Faneuil Hall has never stopped being a place where history happens. In 1898, a meeting here launched the American Anti-Imperialist League, whose vice-president would later be Mark Twain. Senator Edward Kennedy declared his presidential candidacy from this podium in 1979. John Kerry delivered his concession speech here in 2004. In 2006, Governor Mitt Romney signed Massachusetts' health care law with a fife and drum band playing before 300 guests, and in 2013, President Obama returned to that same spot to defend the Affordable Care Act. The fourth floor houses the Ancient and Honorable Artillery Company of Massachusetts, which has maintained its headquarters here since 1746. Its military museum, with free admission, is one of Boston's best-kept secrets.

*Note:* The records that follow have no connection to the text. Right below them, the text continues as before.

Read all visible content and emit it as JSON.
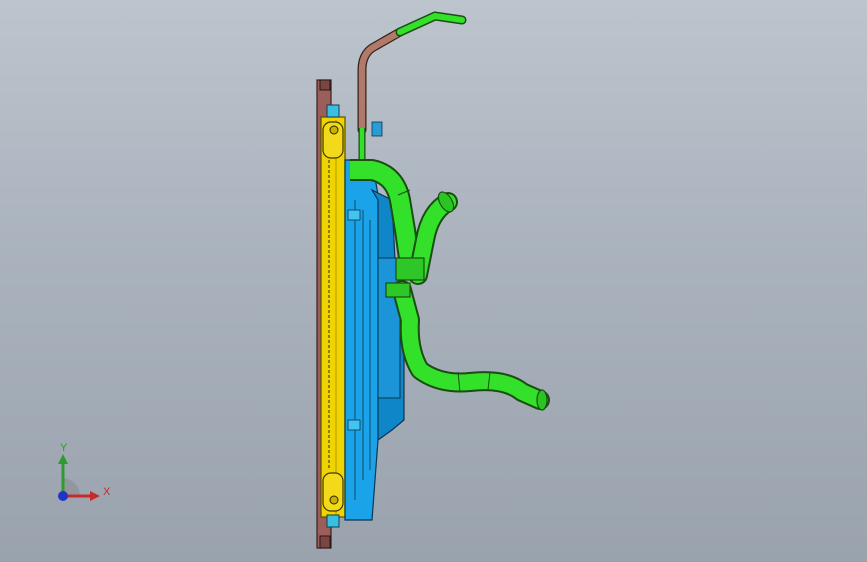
{
  "viewport": {
    "background_top": "#bcc4cd",
    "background_bottom": "#9aa3ad"
  },
  "model": {
    "parts": [
      {
        "name": "radiator-core",
        "color": "#f0d400"
      },
      {
        "name": "radiator-end-tanks",
        "color": "#9c5e5b"
      },
      {
        "name": "fan-shroud",
        "color": "#1aa3e8"
      },
      {
        "name": "coolant-hoses",
        "color": "#33e02a"
      },
      {
        "name": "metal-tube",
        "color": "#b07a6a"
      }
    ]
  },
  "triad": {
    "y_label": "Y",
    "x_label": "X",
    "y_color": "#2f9a2f",
    "x_color": "#c62b2b",
    "z_color": "#2233cc"
  }
}
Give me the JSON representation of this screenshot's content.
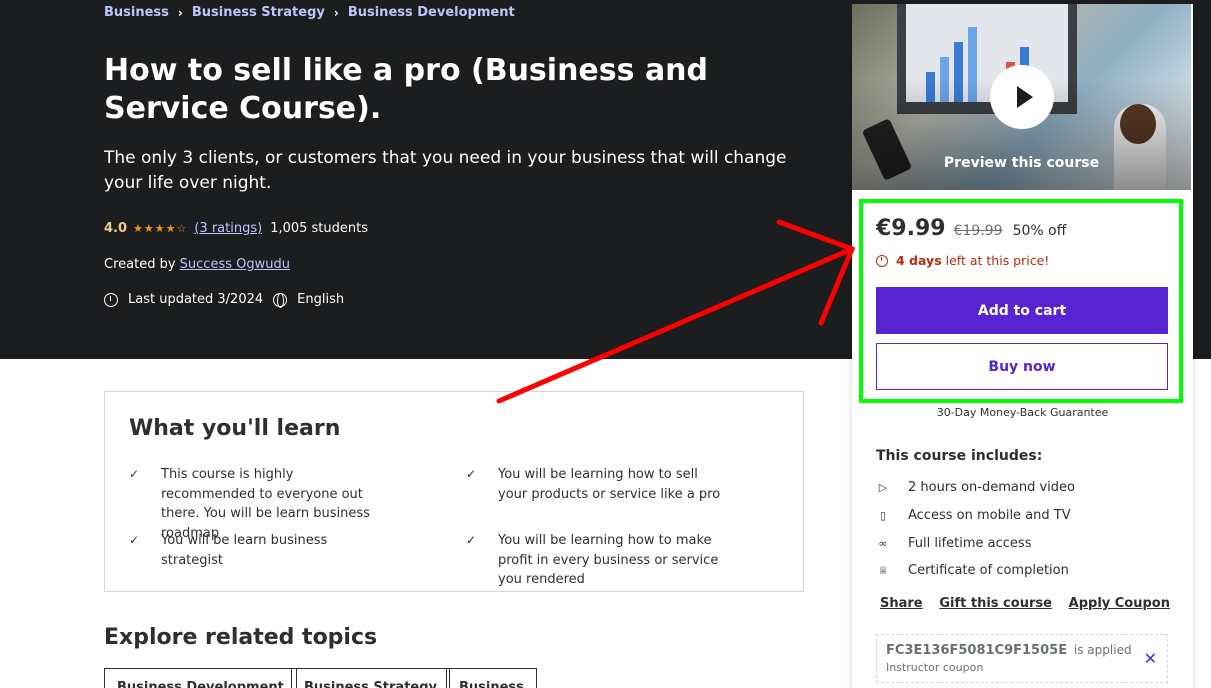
{
  "breadcrumb": [
    "Business",
    "Business Strategy",
    "Business Development"
  ],
  "course": {
    "title": "How to sell like a pro (Business and Service Course).",
    "subtitle": "The only 3 clients, or customers that you need in your business that will change your life over night.",
    "rating": "4.0",
    "stars": "★★★★☆",
    "ratings_link": "(3 ratings)",
    "students": "1,005 students",
    "created_by_label": "Created by",
    "instructor": "Success Ogwudu",
    "last_updated": "Last updated 3/2024",
    "language": "English"
  },
  "learn": {
    "title": "What you'll learn",
    "check_glyph": "✓",
    "items": [
      "This course is highly recommended to everyone out there. You will be learn business roadmap",
      "You will be learning how to sell your products or service like a pro",
      "You will be learn business strategist",
      "You will be learning how to make profit in every business or service you rendered"
    ]
  },
  "explore": {
    "title": "Explore related topics",
    "topics": [
      "Business Development",
      "Business Strategy",
      "Business"
    ]
  },
  "sidebar": {
    "preview_label": "Preview this course",
    "price": "€9.99",
    "original_price": "€19.99",
    "discount": "50% off",
    "timer_days": "4 days",
    "timer_rest": "left at this price!",
    "add_to_cart": "Add to cart",
    "buy_now": "Buy now",
    "guarantee": "30-Day Money-Back Guarantee",
    "includes_title": "This course includes:",
    "includes": [
      {
        "icon": "video-icon",
        "glyph": "▷",
        "text": "2 hours on-demand video"
      },
      {
        "icon": "mobile-icon",
        "glyph": "▯",
        "text": "Access on mobile and TV"
      },
      {
        "icon": "infinity-icon",
        "glyph": "∞",
        "text": "Full lifetime access"
      },
      {
        "icon": "trophy-icon",
        "glyph": "♕",
        "text": "Certificate of completion"
      }
    ],
    "links": {
      "share": "Share",
      "gift": "Gift this course",
      "coupon": "Apply Coupon"
    },
    "coupon_code": "FC3E136F5081C9F1505E",
    "coupon_applied": "is applied",
    "coupon_type": "Instructor coupon",
    "close_glyph": "✕"
  },
  "colors": {
    "hero_bg": "#1c1d1f",
    "accent_purple": "#5624d0",
    "link_purple": "#c0c4fc",
    "star_orange": "#e59819",
    "timer_red": "#b32d0f",
    "annotation_green": "#00ff00",
    "annotation_red": "#ff0000"
  }
}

The Name That Won't Stay Settled

Even the pronunciation of "Faneuil" remains a small act of defiance. The French name is anglicized to rhyme with "Daniel" or "panel," though colonists once said it like "funnel" -- James Fenimore Cooper wrote Bostonian characters calling it "Funnel Hall" in his 1825 novel. The building was destroyed by fire in 1761, rebuilt in 1762, expanded by Charles Bulfinch in 1806, entirely rebuilt in noncombustible materials in 1898, and designated a National Historic Landmark in 1960. In 2017, activists proposed changing the name because of Peter Faneuil's role in the slave trade. Boston's mayor refused. Protesters chained themselves to the front door. Others staged a sit-in at City Hall. The grasshopper keeps spinning above it all, indifferent to the debates below -- just as it has since the year this complicated, essential building first opened its doors to the public argument that is American democracy.

From the Air

Faneuil Hall sits at 42.36N, 71.056W in downtown Boston, near the waterfront and Government Center. From the air, look for the distinctive brick building near Quincy Market's long granite structures. The gilded grasshopper weather vane is the building's signature feature. Boston Logan International Airport (KBOS) is approximately 4km to the east across the harbor. Best viewed at 1,500-2,500 feet altitude. The Freedom Trail passes directly through the site. Nearby visual landmarks include Boston City Hall's Brutalist architecture and the harborfront.